Yes, they do. Just ask Lucretia “Mother” Hannong, who shot them from her back porch in West Palm Beach. I think Mother Hannong is a forgotten figure in the history of Palm Beach County; she didn’t do anything famous, except reach the incredible age of 110. She might very well be the oldest person ever to have lived in Palm Beach County; she certainly held that title when she was alive.
I found Mother Hannong purely by accident; I was gazing through old Palm Beach Post newspapers online looking for old grocery ads when the headline “County’s Oldest Living Mother Finds Time Passes Fast as she Celebrates Birthday” caught my eye.
She was born Mary Lucretia Spires in 1840, and in 1870 she married Henry Hannong in South Carolina. Henry was from Germany, probably from along the French-German border. He first arrived in New York with his parents, then made his way to South Carolina. Lucretia and Henry had six children, and tried farming in many states. They made their way towards Florida in 1885, with stops at towns in North Florida. Then in 1893, they chartered the boat Sultana and sailed into the old Palm Beach Inlet on Singer Island, about 1/2 mile north of today’s Palm Beach Inlet.
All six children came with their families to settle in West Palm Beach, at the north end of town. They bought land from Captain George Gale, who owned most of the land in the vicinity. Their homesite was located at Poinsettia Avenue and 33rd. Court, where they built a wood-framed house, long since demolished. The first article I found about Mother Hannong was published in 1940, on the eve of her 100th birthday. It is filled with her memories of the true pioneer days of West Palm Beach, days when you had to shoot at wild turkeys to keep them out of your potato patch, and fish were so plentiful they
jumped in your boat. When the reporter asked about her most thrilling memory, she recalled the first visit of the Seminole Indians, when she awoke one morning to see 60 Seminoles camped in her front yard; they came about twice a year to trade with the local residents, and often a lone Seminole would ride in and leave a side of venison for the Hannongs.

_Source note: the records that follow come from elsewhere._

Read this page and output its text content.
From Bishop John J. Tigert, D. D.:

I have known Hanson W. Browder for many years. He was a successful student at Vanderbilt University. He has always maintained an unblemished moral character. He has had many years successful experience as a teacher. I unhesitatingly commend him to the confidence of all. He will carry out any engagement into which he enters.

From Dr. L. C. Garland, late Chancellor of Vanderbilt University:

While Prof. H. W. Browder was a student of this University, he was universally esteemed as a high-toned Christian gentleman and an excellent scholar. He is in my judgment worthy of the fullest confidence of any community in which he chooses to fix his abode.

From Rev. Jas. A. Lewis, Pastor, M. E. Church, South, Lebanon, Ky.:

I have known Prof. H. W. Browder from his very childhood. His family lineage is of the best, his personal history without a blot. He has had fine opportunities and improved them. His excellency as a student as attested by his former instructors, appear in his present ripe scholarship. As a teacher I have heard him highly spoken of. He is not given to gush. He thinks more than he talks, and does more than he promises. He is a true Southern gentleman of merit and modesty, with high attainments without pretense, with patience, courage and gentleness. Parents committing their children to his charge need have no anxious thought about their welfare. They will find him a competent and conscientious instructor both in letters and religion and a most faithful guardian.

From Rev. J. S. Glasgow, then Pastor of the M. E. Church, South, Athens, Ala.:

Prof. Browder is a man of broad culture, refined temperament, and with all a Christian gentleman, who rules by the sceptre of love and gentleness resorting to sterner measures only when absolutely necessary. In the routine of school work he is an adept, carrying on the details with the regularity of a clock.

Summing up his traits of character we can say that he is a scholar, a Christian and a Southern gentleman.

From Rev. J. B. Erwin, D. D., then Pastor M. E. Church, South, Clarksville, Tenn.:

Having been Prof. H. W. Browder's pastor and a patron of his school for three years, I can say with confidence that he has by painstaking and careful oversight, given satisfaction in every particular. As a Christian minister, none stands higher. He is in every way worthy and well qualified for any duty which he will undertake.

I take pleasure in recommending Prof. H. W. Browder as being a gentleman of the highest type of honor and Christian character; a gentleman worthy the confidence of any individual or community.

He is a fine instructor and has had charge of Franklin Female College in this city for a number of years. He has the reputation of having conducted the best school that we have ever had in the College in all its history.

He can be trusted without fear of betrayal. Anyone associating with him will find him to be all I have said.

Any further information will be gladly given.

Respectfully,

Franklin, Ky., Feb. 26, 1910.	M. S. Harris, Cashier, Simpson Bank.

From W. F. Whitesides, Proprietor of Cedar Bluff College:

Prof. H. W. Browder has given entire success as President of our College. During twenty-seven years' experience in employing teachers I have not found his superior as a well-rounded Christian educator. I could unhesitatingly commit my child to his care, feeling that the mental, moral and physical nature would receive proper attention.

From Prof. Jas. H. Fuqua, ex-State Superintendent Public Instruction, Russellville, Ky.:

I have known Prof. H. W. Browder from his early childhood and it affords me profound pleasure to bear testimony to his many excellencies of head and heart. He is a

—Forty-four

Henry Hannong was the caretaker for the Courthouse, and served in that role until his death in 1926.
After I read the article, a few days later I wondered how long Mother Hannong ended up living. I searched the archive again…other article titles were “Mother Hannong celebrates 104th birthday” ; “Mother Hannong has 107th birthday today”, and then finally, “Grandma Hannong is 110 years old today.” She was still quite sharp, and offered the following “I’ve been a’thinkin lately that I’m not going to get much older than 110; I’m just like a clock – there’s nothing really wrong with me, but I’m just getting run down, going slower and slower…”. She also wondered..”if they’ll hoist the flag at the courthouse for me when I go as they did for my dear old husband when he passed on.” On May 16, 1951, she passed away quietly after a long hospital stay…I don’t know if the flag was flown for her as she wished. Imagine all she saw – the Civil War, the Spanish-American War, World War I, World War II, the Korean War, electricity, the telephone, the automobile, the airplane, television…all in one lifetime. Her death was covered in all the major newspapers around the world, including the New York Times.

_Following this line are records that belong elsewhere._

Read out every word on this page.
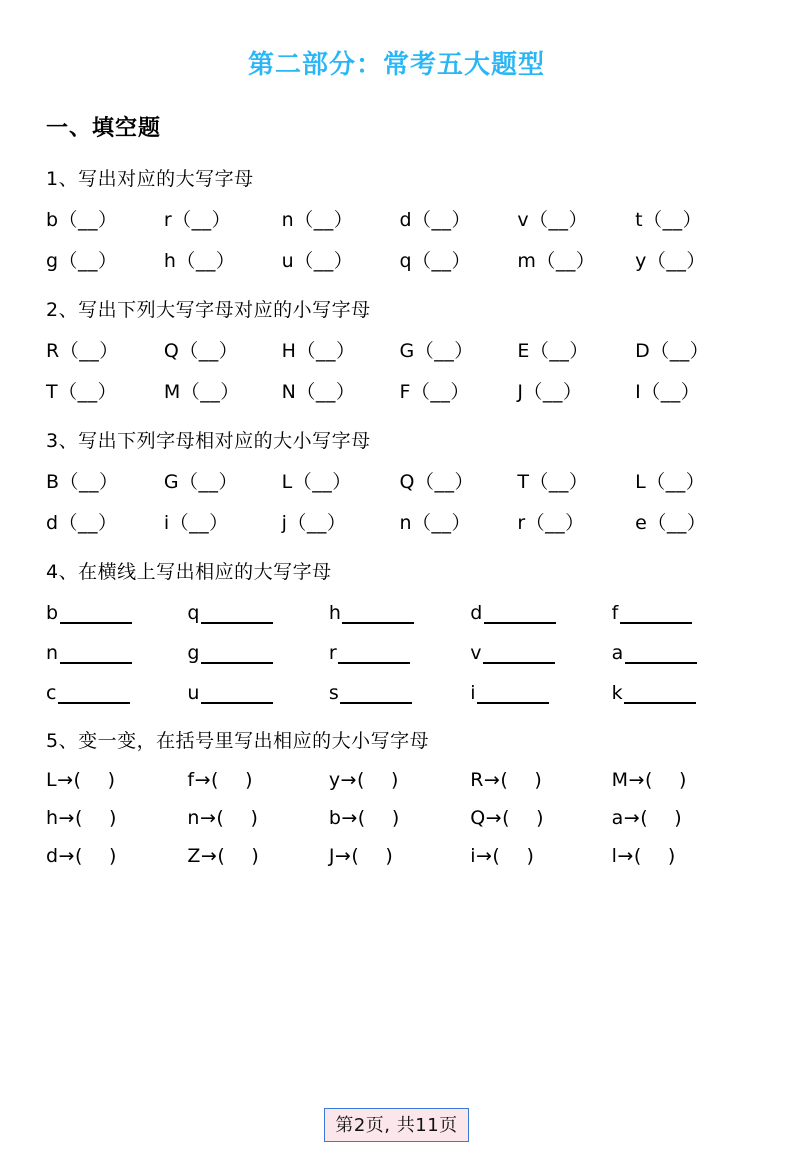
第二部分：常考五大题型
一、填空题
1、写出对应的大写字母
b（__）	r（__）	n（__）	d（__）	v（__）	t（__）
g（__）	h（__）	u（__）	q（__）	m（__）	y（__）
2、写出下列大写字母对应的小写字母
R（__）	Q（__）	H（__）	G（__）	E（__）	D（__）
T（__）	M（__）	N（__）	F（__）	J（__）	I（__）
3、写出下列字母相对应的大小写字母
B（__）	G（__）	L（__）	Q（__）	T（__）	L（__）
d（__）	i（__）	j（__）	n（__）	r（__）	e（__）
4、在横线上写出相应的大写字母
b	q	h	d	f
n	g	r	v	a
c	u	s	i	k
5、变一变，在括号里写出相应的大小写字母
L→(    )	f→(    )	y→(    )	R→(    )	M→(    )
h→(    )	n→(    )	b→(    )	Q→(    )	a→(    )
d→(    )	Z→(    )	J→(    )	i→(    )	l→(    )
第2页, 共11页
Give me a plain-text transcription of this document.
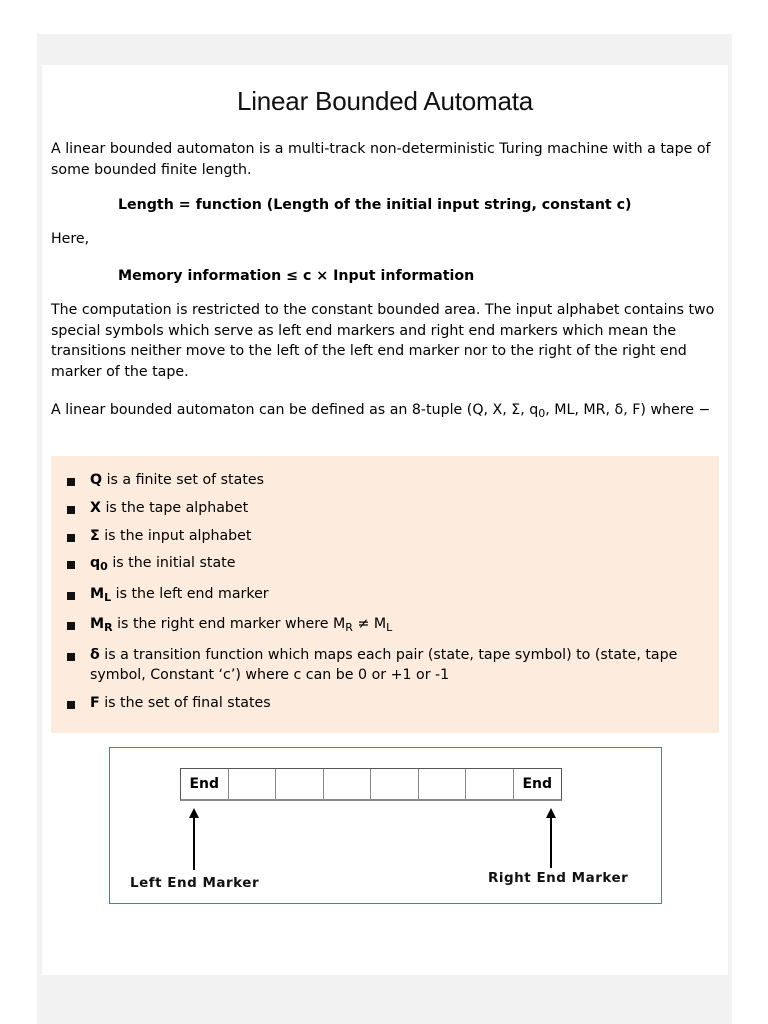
Linear Bounded Automata

A linear bounded automaton is a multi-track non-deterministic Turing machine with a tape of some bounded finite length.

Length = function (Length of the initial input string, constant c)

Here,

Memory information ≤ c × Input information

The computation is restricted to the constant bounded area. The input alphabet contains two special symbols which serve as left end markers and right end markers which mean the transitions neither move to the left of the left end marker nor to the right of the right end marker of the tape.

A linear bounded automaton can be defined as an 8-tuple (Q, X, Σ, $q_0$, ML, MR, δ, F) where −

Q is a finite set of states
X is the tape alphabet
Σ is the input alphabet
$q_0$ is the initial state
$M_L$ is the left end marker
$M_R$ is the right end marker where $M_R \ne M_L$
δ is a transition function which maps each pair (state, tape symbol) to (state, tape symbol, Constant ‘c’) where c can be 0 or +1 or -1
F is the set of final states
End	End
Left End Marker	Right End Marker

The Hannong decendents still live in Palm Beach County, and it happens to be that I work with one of them. When I originally spotted the article, I noticed the last name and wondered if it was the same family. So I emailed my colleague, Phillip Hannong, and indeed, he is the great-great-great grandson of Lucretia Hannong. He was born well after she had passed away, and wishes the family had more photographs of those pioneer days.
Mother Hannong’s story has made me realize that the Internet and today’s text-based newspaper systems have a very serious flaw – you only find what you are looking for. I wasn’t looking for Mother Hannong – I found her only because she was on the same newspaper page as what I was looking for. I really believe that the best way to know a time, to really study a time, is through old newspapers. That is something we will soon lose as web-based media replaces the traditional printed page.